The Board of Deputies of British Jews said in a statement that it complained to the Press Complaints Commission, an independent organization that deals with the public's issues with media depictions and the press.The Times, News Corporation's flagship broadsheet in Britain, said the cartoon criticized the conservative prime minister and his policies and did not make a broad statement about Jews or Israel.

"It is aimed squarely at Mr Netanyahu and his policies, not at Israel, let alone at Jewish people. It appeared yesterday because Mr Netanyahu won the Israeli election last week," the paper said in a public statement on Monday. "The Sunday Times condemns antisemitism, as is clear in the excellent article in yesterday's magazine which exposes the Holocaust-denying tours of concentration camps organised by David Irving."

It's not the first time in recent months that News Corp. has had to defend itself against  charges of anti-Semitism.

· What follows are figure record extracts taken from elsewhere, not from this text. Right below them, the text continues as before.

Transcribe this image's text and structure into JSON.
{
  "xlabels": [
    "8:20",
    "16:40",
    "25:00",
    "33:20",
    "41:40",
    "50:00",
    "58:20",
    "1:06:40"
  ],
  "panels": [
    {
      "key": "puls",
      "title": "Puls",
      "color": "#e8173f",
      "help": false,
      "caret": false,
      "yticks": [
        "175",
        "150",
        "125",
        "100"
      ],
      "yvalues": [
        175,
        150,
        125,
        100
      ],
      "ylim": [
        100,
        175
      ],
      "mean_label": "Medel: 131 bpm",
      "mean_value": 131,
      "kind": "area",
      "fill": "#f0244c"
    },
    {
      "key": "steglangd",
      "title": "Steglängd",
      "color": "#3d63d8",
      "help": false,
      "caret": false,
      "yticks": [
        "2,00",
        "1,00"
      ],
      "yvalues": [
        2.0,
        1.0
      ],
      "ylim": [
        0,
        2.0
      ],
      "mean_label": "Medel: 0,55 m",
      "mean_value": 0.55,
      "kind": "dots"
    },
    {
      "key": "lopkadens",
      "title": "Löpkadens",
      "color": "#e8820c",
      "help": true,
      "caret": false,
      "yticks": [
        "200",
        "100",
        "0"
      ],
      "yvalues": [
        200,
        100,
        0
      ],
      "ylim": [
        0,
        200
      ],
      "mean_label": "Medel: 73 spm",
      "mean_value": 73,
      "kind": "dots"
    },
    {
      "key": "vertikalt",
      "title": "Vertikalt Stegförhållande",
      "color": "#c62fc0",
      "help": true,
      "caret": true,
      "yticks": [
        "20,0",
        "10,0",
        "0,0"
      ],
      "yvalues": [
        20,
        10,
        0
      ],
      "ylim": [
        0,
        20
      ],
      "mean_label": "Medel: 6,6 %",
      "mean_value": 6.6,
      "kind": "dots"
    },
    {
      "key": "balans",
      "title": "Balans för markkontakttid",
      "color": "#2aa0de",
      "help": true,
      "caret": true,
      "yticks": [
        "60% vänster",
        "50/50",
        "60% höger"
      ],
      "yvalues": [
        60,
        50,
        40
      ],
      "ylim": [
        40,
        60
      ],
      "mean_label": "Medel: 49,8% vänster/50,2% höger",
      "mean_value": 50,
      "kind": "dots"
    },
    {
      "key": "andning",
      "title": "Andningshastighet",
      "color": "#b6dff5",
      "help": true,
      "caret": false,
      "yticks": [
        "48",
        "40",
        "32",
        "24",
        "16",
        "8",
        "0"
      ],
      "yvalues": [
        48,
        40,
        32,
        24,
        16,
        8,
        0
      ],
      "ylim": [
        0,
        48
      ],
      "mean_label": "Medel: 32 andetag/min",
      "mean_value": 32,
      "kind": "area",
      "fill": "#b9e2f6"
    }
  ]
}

Last November, CEO Rupert Murodoch asked on Twitter, "Why Is Jewish owned press so consistently anti-Israel in every crisis?"

The tweet played into the old anti-Semitic charge that Jews control the media. Many of the media mogul's 400,000 followers immediately called him out for it, spurring his apology.

"'Jewish owned press' have been sternly criticised, suggesting link to Jewish reporters," Murdoch tweeted. "Don't see this, but apologise unreservedly."